Zudem glauben 46 Prozent der befragten Eltern, dass Kinder mit zwei Jahren teilen können. Ich ehrlich gesagt auch und schimpfte meine Kleine letztens ordentlich, als sie ihrem Besuch unter lautem Protest jedes (!) Spielzeug wegnahm, das er in die Hand nahm. Allerdings entwickeln Kinder erst zwischen drei und vier Jahren ein Sankt-Martin-Gen.

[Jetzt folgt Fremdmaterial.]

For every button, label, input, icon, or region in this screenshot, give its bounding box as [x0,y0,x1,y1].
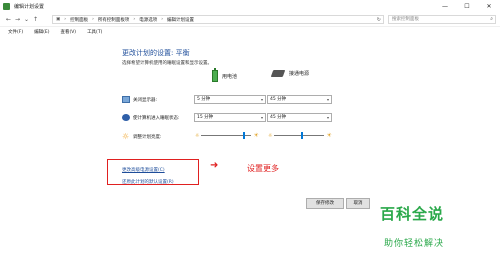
bright-sun-icon: ☀ [326,132,332,139]
breadcrumb-control-panel[interactable]: 控制面板 [70,17,88,23]
title-bar: 编辑计划设置 — ☐ ✕ [0,0,500,13]
display-off-label: 关闭显示器: [133,97,158,103]
watermark-logo-text: 百科全说 [380,205,445,223]
dim-sun-icon: ☼ [268,132,273,139]
slider-thumb[interactable] [242,132,245,139]
brightness-battery-slider[interactable]: ☼ ☀ [195,131,259,140]
display-off-plugged-select[interactable]: 45 分钟 ▾ [267,95,332,104]
chevron-down-icon: ▾ [326,115,329,120]
bright-sun-icon: ☀ [253,132,259,139]
maximize-button[interactable]: ☐ [456,0,478,13]
annotation-arrow-icon: ➜ [210,160,219,171]
brightness-row: ☼ 调整计划亮度: [122,132,162,141]
brightness-sun-icon: ☼ [122,132,130,141]
sleep-battery-select[interactable]: 15 分钟 ▾ [194,113,266,122]
close-button[interactable]: ✕ [478,0,500,13]
slider-thumb[interactable] [300,132,303,139]
menu-view[interactable]: 查看(V) [60,29,76,35]
plugged-column-label: 接通电源 [289,71,310,77]
search-icon: ⌕ [490,16,493,22]
minimize-button[interactable]: — [434,0,456,13]
breadcrumb-power-options[interactable]: 电源选项 [139,17,157,23]
monitor-icon [122,96,130,103]
slider-track [274,132,325,139]
breadcrumb-edit-plan[interactable]: 编辑计划设置 [167,17,194,23]
display-off-row: 关闭显示器: [122,96,157,103]
menu-bar: 文件(F) 编辑(E) 查看(V) 工具(T) [0,27,500,37]
address-field[interactable]: ▣ › 控制面板 › 所有控制面板项 › 电源选项 › 编辑计划设置 ↻ [52,15,384,24]
sleep-battery-value: 15 分钟 [197,115,214,120]
breadcrumb-all-items[interactable]: 所有控制面板项 [98,17,130,23]
sleep-moon-icon [122,114,130,121]
up-arrow-icon[interactable]: ↑ [31,16,40,23]
plugged-column-header: 接通电源 [270,70,310,77]
slider-track [201,132,252,139]
breadcrumb-separator: › [92,17,94,22]
cancel-button[interactable]: 取消 [346,198,370,209]
history-dropdown-icon[interactable]: ⌄ [22,16,31,23]
sleep-label: 使计算机进入睡眠状态: [133,115,180,121]
battery-icon [212,68,218,82]
page-subtitle: 选择希望计算机使用的睡眠设置和显示设置。 [122,61,212,66]
power-plug-icon [270,70,286,77]
sleep-plugged-select[interactable]: 45 分钟 ▾ [267,113,332,122]
search-input[interactable]: 搜索控制面板 ⌕ [388,15,496,24]
breadcrumb-separator: › [133,17,136,22]
control-panel-icon: ▣ [56,17,61,22]
menu-edit[interactable]: 编辑(E) [34,29,49,35]
refresh-icon[interactable]: ↻ [377,17,381,23]
battery-column-label: 用电池 [222,73,238,80]
menu-tools[interactable]: 工具(T) [87,29,102,35]
brightness-plugged-slider[interactable]: ☼ ☀ [268,131,332,140]
brightness-label: 调整计划亮度: [133,134,162,140]
window-controls: — ☐ ✕ [434,0,500,13]
chevron-down-icon: ▾ [260,97,263,102]
save-button[interactable]: 保存修改 [306,198,344,209]
address-bar: ← → ⌄ ↑ ▣ › 控制面板 › 所有控制面板项 › 电源选项 › 编辑计划… [0,13,500,26]
chevron-down-icon: ▾ [260,115,263,120]
sleep-plugged-value: 45 分钟 [270,115,287,120]
breadcrumb-separator: › [161,17,164,22]
annotation-highlight-box [107,159,199,185]
back-arrow-icon[interactable]: ← [4,16,13,23]
dim-sun-icon: ☼ [195,132,200,139]
battery-column-header: 用电池 [212,68,238,82]
display-off-battery-select[interactable]: 5 分钟 ▾ [194,95,266,104]
chevron-down-icon: ▾ [326,97,329,102]
power-options-icon [3,3,10,10]
page-title: 更改计划的设置: 平衡 [122,49,190,57]
content-area: 更改计划的设置: 平衡 选择希望计算机使用的睡眠设置和显示设置。 用电池 接通电… [0,37,500,264]
forward-arrow-icon[interactable]: → [13,16,22,23]
watermark-subtitle: 助你轻松解决 [384,239,445,249]
display-off-battery-value: 5 分钟 [197,97,211,102]
window-title: 编辑计划设置 [14,4,45,10]
search-placeholder: 搜索控制面板 [392,17,419,22]
sleep-row: 使计算机进入睡眠状态: [122,114,180,121]
display-off-plugged-value: 45 分钟 [270,97,287,102]
menu-file[interactable]: 文件(F) [8,29,23,35]
annotation-text: 设置更多 [247,164,279,173]
breadcrumb-separator: › [64,17,67,22]
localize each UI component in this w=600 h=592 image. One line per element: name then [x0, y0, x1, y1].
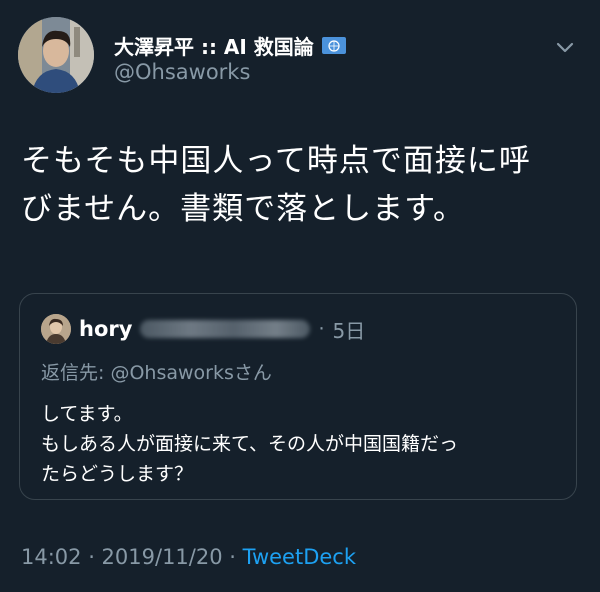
quoted-separator: · [318, 318, 325, 340]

Dieses Wissen macht es uns Eltern leichter, nicht gleich auszurasten und etwas zu tun, was wir eigentlich nicht tun wollten (wie die TV-Ablenkung oder der Klaps auf den Po). Eine Studie der University of Texas at Austin zeigte, dass Eltern, die glauben, dass ihr Kleinkind ,das doch schon wissen muss’, viel strenger auf ,Fehltritte’ reagieren, als die Mamas und Papas, die diese Erwartungshaltung nicht an den Tag legen.

Dabei ist es ja schlichtweg unfair, aus der Haut zu fahren, weil der Zwerg nicht kooperiert. Wir würden es ja auch nicht gut finden, wenn uns jemand beschimpft, weil wir kein Wort Spanisch sprechen.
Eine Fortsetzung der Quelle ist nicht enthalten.